The trade body also said that big variations between 2021 and 2022 are to do with pandemic lockdowns and the reopening of the economy.

Yet credit card balances that aren’t paid will accrue interest, becoming an increasing financial burden to those already in debt.

Boost in credit and debit card spending

There were 2.2bn debit card transitions in October, 12.4% more than the previous year, and the total spend was 9.1% higher, at £66.6bn.

For credit card transitions, there were 354.6 million, an 11.3 rise from October 2021 and spending was up 15% to £19.2bn, according to the latest card spending data from UK Finance.

Worryingly, the amount left to pay on credit card balances rose by 10.1% over the 12 months to October. Of those, customers were paying interest on 51.2% of balances, compared to 53.7% a year ago.

These figures were for transactions made both in the UK and overseas by UK customers.

It comes as news this week shows a third of adults have now used buy now, pay later (BNPL) services, with 4.1 million people using this type of credit for the first time in 2022, according to Equifax.

‘Turning to credit to make ends meet’

Helen Morrissey, senior pensions and retirement analyst at Hargreaves Lansdown, said: “We are continuing to splash the cash despite the cost-of-living crisis with this data showing total spend rising on credit and debit cards.

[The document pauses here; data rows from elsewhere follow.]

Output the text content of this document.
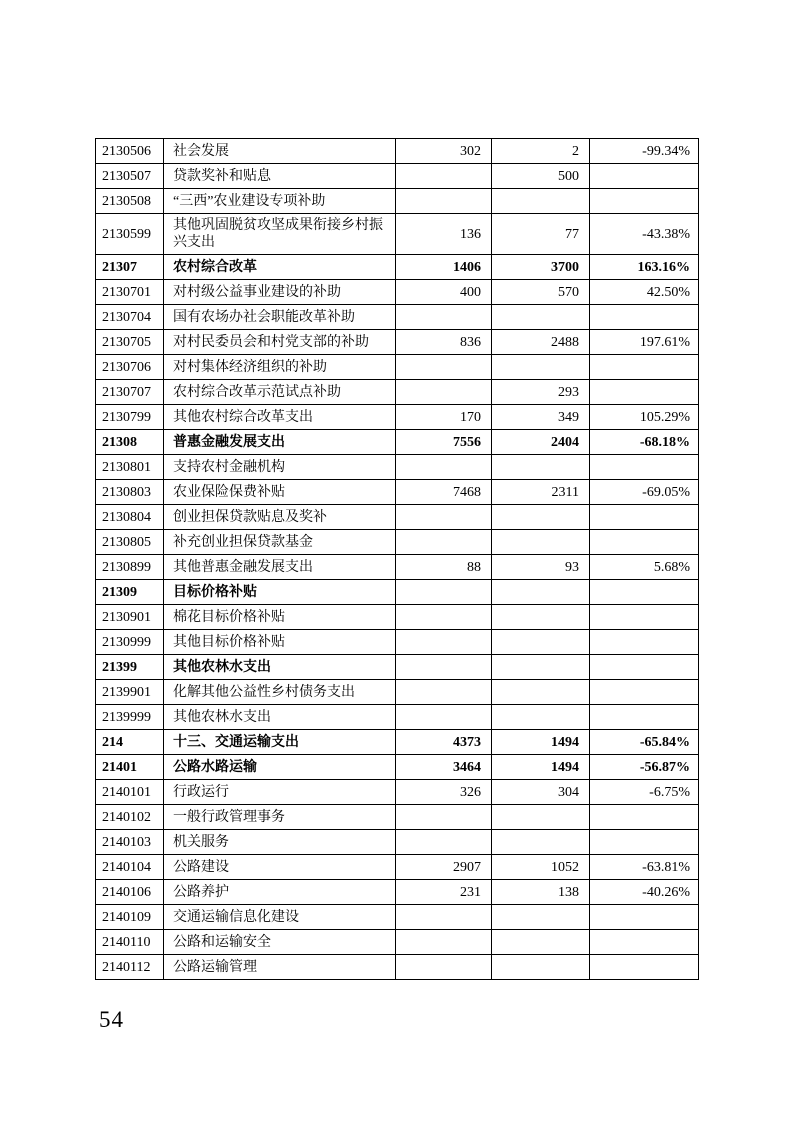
2130506	社会发展	302	2	-99.34%
2130507	贷款奖补和贴息		500	
2130508	“三西”农业建设专项补助			
2130599	其他巩固脱贫攻坚成果衔接乡村振兴支出	136	77	-43.38%
21307	农村综合改革	1406	3700	163.16%
2130701	对村级公益事业建设的补助	400	570	42.50%
2130704	国有农场办社会职能改革补助			
2130705	对村民委员会和村党支部的补助	836	2488	197.61%
2130706	对村集体经济组织的补助			
2130707	农村综合改革示范试点补助		293	
2130799	其他农村综合改革支出	170	349	105.29%
21308	普惠金融发展支出	7556	2404	-68.18%
2130801	支持农村金融机构			
2130803	农业保险保费补贴	7468	2311	-69.05%
2130804	创业担保贷款贴息及奖补			
2130805	补充创业担保贷款基金			
2130899	其他普惠金融发展支出	88	93	5.68%
21309	目标价格补贴			
2130901	棉花目标价格补贴			
2130999	其他目标价格补贴			
21399	其他农林水支出			
2139901	化解其他公益性乡村债务支出			
2139999	其他农林水支出			
214	十三、交通运输支出	4373	1494	-65.84%
21401	公路水路运输	3464	1494	-56.87%
2140101	行政运行	326	304	-6.75%
2140102	一般行政管理事务			
2140103	机关服务			
2140104	公路建设	2907	1052	-63.81%
2140106	公路养护	231	138	-40.26%
2140109	交通运输信息化建设			
2140110	公路和运输安全			
2140112	公路运输管理			
54
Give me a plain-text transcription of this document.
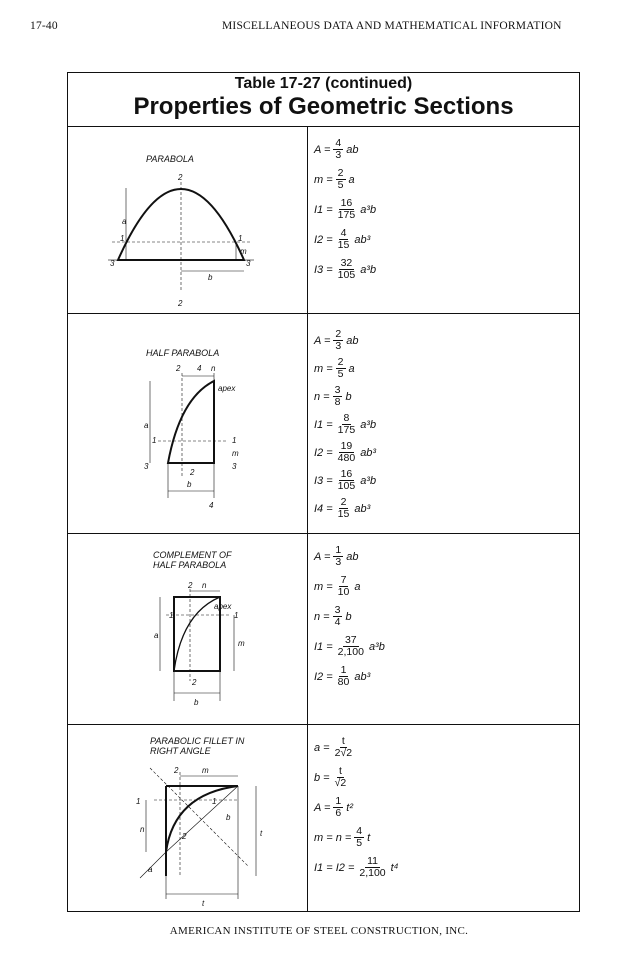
17-40	MISCELLANEOUS DATA AND MATHEMATICAL INFORMATION
Table 17-27 (continued)
Properties of Geometric Sections
PARABOLA
2
2
a
1	1
3	3
m
b
$A = \frac{4}{3}$ ab
$m = \frac{2}{5}$ a
$I1 = \frac{16}{175} a^3b$
$I2 = \frac{4}{15} ab^3$
$I3 = \frac{32}{105} a^3b$
HALF PARABOLA
2 4 n
apex
a
1	1
3	3
m
2
b
4
$A = \frac{2}{3}$ ab
$m = \frac{2}{5}$ a
$n = \frac{3}{8}$ b
$I1 = \frac{8}{175} a^3b$
$I2 = \frac{19}{480} ab^3$
$I3 = \frac{16}{105} a^3b$
$I4 = \frac{2}{15} ab^3$
COMPLEMENT OF
HALF PARABOLA
2 n
apex
1	1
a
m
2
b
$A = \frac{1}{3}$ ab
$m = \frac{7}{10}$ a
$n = \frac{3}{4}$ b
$I1 = \frac{37}{2,100} a^3b$
$I2 = \frac{1}{80} ab^3$
PARABOLIC FILLET IN
RIGHT ANGLE
2	m
1	1
n
2
b
t
a
t
$a = \frac{t}{2√2}$
$b = \frac{t}{√2}$
$A = \frac{1}{6} t^2$
$m = n = \frac{4}{5}$ t
$I1 = I2 = \frac{11}{2,100} t^4$
AMERICAN INSTITUTE OF STEEL CONSTRUCTION, INC.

“This could be a sign of early Christmas cheer as people start shopping or, more depressingly, show just how much the price of our day-to-day items have risen.

“For a long time, the money people were able to save during the pandemic gave them a decent buffer against these rising prices. However, as the money runs dry, and people have economised as much as they can, we are increasingly seeing people turn to credit to make ends meet.”

Rise in contactless payments

The data also showed an increase of 14.4% in contactless payments made in the UK during October, to 1.5 billion. The value of these transactions was £23.2bn, a 42 per cent increase on £16.3 billion in October 2021.

There was a rise of 24.8% in contactless credit card payments and 13% in debit card payments. This rise also coincides with an increase to the contactless card limit, to £100 in mid-October 2021.

In October 2022, there were 101 million debit cards in circulation, 93 million of which were contactless and 60 million credit cards, 54 of which were contactless. There were also 54 credit card accounts and 37 million of these were active.